Wer gilt als Anlieger?
Eine gesetzliche Definition des Begriffs Anlieger gibt es nicht. Der ADAC erklärt jedoch: "Anlieger ist, wer ein an der Straße anliegendes Grundstück bewohnt oder zu einer Erledigung aufsuchen muss. Es genügt irgendeine Beziehung zum Anliegergrundstück." Das Durchfahrtsverbot erübrigt sich also für Personen mit einem Anliegen. Dazu gehören nicht nur Grundstückseigentümer und Anwohner, sondern auch Menschen, die zu Besuch kommen oder innerhalb der Straße arbeiten. Damit können auch Handwerker, Gäste eines Hotels oder Patienten einer Arztpraxis als Anlieger gelten.

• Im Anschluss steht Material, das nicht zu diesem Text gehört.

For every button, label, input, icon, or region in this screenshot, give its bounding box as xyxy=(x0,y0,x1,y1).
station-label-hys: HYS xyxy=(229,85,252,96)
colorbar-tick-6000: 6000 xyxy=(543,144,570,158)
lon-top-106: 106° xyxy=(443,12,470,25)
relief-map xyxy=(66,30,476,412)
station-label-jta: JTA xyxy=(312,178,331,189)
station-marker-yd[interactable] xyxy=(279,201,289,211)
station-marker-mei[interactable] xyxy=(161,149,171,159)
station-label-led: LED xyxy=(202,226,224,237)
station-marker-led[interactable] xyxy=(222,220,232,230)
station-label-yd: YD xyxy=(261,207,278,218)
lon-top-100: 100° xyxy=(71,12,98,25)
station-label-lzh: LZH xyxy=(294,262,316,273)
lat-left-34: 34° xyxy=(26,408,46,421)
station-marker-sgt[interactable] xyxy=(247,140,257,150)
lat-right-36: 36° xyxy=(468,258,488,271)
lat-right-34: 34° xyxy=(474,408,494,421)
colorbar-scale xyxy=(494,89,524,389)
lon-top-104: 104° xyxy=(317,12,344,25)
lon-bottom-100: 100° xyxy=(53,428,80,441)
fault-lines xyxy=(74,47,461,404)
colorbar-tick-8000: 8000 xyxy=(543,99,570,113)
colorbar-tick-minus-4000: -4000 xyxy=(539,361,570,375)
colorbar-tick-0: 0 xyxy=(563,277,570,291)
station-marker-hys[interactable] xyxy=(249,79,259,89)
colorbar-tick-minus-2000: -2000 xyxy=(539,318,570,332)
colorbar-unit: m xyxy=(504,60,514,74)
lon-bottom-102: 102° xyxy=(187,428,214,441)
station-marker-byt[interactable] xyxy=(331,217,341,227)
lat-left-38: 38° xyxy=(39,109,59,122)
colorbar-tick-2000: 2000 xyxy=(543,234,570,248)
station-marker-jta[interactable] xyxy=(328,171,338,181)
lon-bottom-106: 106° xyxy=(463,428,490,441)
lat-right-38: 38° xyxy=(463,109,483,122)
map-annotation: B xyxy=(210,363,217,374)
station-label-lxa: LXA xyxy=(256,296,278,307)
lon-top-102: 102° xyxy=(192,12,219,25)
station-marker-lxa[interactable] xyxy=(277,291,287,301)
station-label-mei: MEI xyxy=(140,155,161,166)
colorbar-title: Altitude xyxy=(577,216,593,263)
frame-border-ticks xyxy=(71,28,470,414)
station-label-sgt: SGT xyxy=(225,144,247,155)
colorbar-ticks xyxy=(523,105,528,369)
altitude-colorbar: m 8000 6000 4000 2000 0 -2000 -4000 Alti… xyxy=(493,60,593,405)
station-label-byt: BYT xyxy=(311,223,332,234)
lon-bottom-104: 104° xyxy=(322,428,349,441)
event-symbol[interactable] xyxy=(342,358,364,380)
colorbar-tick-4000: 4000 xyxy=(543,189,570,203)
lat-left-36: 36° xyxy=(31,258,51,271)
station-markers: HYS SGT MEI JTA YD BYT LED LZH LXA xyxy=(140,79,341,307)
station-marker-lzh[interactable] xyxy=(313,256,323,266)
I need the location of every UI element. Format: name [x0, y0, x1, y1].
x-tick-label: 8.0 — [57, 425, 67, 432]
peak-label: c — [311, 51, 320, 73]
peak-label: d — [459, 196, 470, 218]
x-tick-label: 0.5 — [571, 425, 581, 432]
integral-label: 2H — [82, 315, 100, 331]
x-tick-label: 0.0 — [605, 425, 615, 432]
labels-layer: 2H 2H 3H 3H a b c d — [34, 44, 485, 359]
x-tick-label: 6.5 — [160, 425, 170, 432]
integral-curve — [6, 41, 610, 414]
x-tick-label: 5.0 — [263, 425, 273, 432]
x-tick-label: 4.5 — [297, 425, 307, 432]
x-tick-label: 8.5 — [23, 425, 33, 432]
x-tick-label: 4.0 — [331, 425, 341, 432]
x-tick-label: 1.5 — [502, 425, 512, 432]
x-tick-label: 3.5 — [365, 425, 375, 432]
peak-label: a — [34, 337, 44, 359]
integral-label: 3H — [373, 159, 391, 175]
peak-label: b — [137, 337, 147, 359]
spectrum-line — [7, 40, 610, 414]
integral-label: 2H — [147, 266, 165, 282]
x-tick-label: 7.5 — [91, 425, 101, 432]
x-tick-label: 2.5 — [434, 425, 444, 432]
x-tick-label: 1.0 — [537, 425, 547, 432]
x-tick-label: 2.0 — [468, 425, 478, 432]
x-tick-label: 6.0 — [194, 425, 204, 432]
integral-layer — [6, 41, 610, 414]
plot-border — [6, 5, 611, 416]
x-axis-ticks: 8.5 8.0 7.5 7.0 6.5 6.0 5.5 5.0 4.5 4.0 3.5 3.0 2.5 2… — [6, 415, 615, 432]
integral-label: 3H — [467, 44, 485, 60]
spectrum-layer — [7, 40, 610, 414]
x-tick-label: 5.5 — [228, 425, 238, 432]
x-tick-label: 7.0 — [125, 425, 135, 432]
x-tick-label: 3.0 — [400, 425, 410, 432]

Der ADAC betont, dass auch Verkehrsteilnehmer, die im Bereich des Fahrverbots lediglich eine andere Person abholen möchten, als Anlieger gelten. Vorsicht ist jedoch bei unbebauten Grundstücken wie Waldgebieten oder Wiesen geboten. Diese dürfen nur dann befahren werden, wenn dazu ausdrücklich oder stillschweigend eine Erlaubnis erteilt wurde. Das ist zum Beispiel dann der Fall, wenn sich in dem Gebiet ein See befindet, in dem das Baden erlaubt ist.
Welches Bußgeld droht?
Auch sollten Autos nicht für längere Zeit abgestellt werden. Denn das Durchfahrverbot gilt nicht nur für den fließenden, sondern auch für den ruhenden Verkehr. Die Polizei und die Behörden differenzieren bei der Kontrolle von Fahrzeugen in Zonen, in denen die Durchfahrt verboten ist, durchaus. Das Anliegen muss plausibel sein. Scheint es frei erfunden, so droht ein Bußgeld. Dieses ist abhängig von dem jeweiligen Fahrzeug. So müssen Autofahrer mit etwa 20 Euro rechnen. Motorrad und Fahrradfahrer mit 15 bis 25 Euro. Das widerrechtliche Abstellen eines Autos im Bereich des Durchfahrverbots kostet 35 Euro.